Ateşin keşfedilmesi ve ateşi kullanma becerisi pişmiş yiyecekleri ve yeni teknolojileri de beraberinde getirdiği için insanın gelişiminde, insanlaşmasında önemli bir eşiğin aşılmasını sağlamıştır. Atalarımız bizim tasavvur bile edemeyeceğimiz kadar uzun yıllar boyunca avcılık ve toplayıcılık yaptı, küçük topluluklar halinde göçebe yaşadı. Sınıflar, sömürü ve ezen-ezilen ilişkisi yoktu. Sonra en az ateşin kullanılması kadar önemli bir değişim yaşandı: Tarım devrimi! Yaklaşık 12 bin yıl önce insanlık tarihinin önemli dönemeçlerinden biri olarak tarım devrimi gerçekleşti ve böylece yerleşik hayata geçildi. Yabani bitkiler ve hayvanlar evcilleştirilerek insanın günlük tüketimini aşan ürün elde etmek ve gıda stoklamak mümkün hale geldi. Zamanla da bir avuç insan, üretilen toplam ürüne zorbalıkla el koymaya başladı. Yavaş yavaş sınıflar ve ezen-ezilen ilişkisi ortaya çıktı, dahası bu ilişki kurumsallaşarak sömürü sistemleri doğdu. O zamana kadar yaşanmamış kötülükler peyda olmaya başladı. Pandora’nın hikâyesiyle açık seçik benzerlikler var, değil mi? Mitolojik hikâyelerin gerçeklikten izler taşıdığını söylemiştik.
Bugün insanlık bu sınıflı toplumların sonuncusunun, yani kapitalizmin esareti altında yaşıyor. Kapitalizmin içinde bulunduğu evrede ise sınıflı toplumlara has kötülükler küreselleşmiş, ağırlaşmış ve kangrenleşmiş durumdadır. Çünkü kapitalizm çürümüş ve tükenmiş bir sistemdir, insanlığa yıkım ve gözyaşından başka hiçbir şey veremez, vermemektedir. Sermayenin kârını öne alan ve insan yaşamını hiçe sayan bu sistemde egemenler çıkarları için savaşlar çıkartıyor; bu savaşlarda kadın ve çocuklar dâhil her gün yüzlerce insan katlediliyor. Bu düzende her gün 1 milyardan fazla insan aç yatıyor. Bir yanda açlığın ve sefaletin, öte yanda muazzam bir zenginliğin var olduğu bir düzenin adıdır kapitalizm. Tıpkı emeği yağmaladığı gibi doğayı da fütursuzca yağmalayan bu sömürücü düzen, her geçen gün yıkıcı felaketlerin yaşanmasına sebep oluyor.
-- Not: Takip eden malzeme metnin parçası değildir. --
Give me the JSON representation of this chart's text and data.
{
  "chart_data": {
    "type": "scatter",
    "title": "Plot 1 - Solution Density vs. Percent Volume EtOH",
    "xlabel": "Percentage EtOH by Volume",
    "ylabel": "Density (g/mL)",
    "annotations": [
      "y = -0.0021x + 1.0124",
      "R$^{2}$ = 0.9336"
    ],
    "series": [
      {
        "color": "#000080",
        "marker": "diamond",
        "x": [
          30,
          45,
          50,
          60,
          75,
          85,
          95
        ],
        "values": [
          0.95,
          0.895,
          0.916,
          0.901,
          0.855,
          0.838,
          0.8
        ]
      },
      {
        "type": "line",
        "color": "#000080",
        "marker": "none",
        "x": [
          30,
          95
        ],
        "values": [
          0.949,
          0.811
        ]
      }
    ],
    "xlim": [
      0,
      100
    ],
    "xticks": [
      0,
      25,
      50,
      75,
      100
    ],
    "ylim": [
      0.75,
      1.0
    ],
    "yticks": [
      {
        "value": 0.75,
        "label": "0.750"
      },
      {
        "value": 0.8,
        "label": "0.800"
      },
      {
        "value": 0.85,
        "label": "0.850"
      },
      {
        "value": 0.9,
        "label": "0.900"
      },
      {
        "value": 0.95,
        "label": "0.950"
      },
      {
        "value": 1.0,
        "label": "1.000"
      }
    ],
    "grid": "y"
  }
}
Bu kötülükler saltanatına, kapitalizme boyun eğmek zorunda değiliz. Bu insanlığın fıtratı yahut makûs talihi değildir. İnsanlık nasıl ki ateşin keşfinden tarım devrimine kadar pek çok dönemeçten geçtiyse, bu sömürü düzeninin yıkılmasıyla yepyeni bir dünyanın, sınıfsız ve özgür bir toplumun kapılarını açabilir. Bunu yapacak tek güç, dünyadaki bütün zenginlikleri üreten işçi sınıfıdır. Bize lazım olan Prometheusların cesaretidir, Pandora’nın kutusunda kalan umuttur. Sömürücü egemen sınıf baskı ve zorbalıkla emekçilerin mücadelesinin önüne geçmeye, toplumdaki değişim arzusunu yok etmeye çalışıyor. Zorbalığa karşı birliğimizi büyütürsek, yüreklere umut tohumları ekersek ve insanlığın karanlıkları yırtacak o büyük ateşinin alazları olabilirsek, bu kötülüğe dur diyebiliriz!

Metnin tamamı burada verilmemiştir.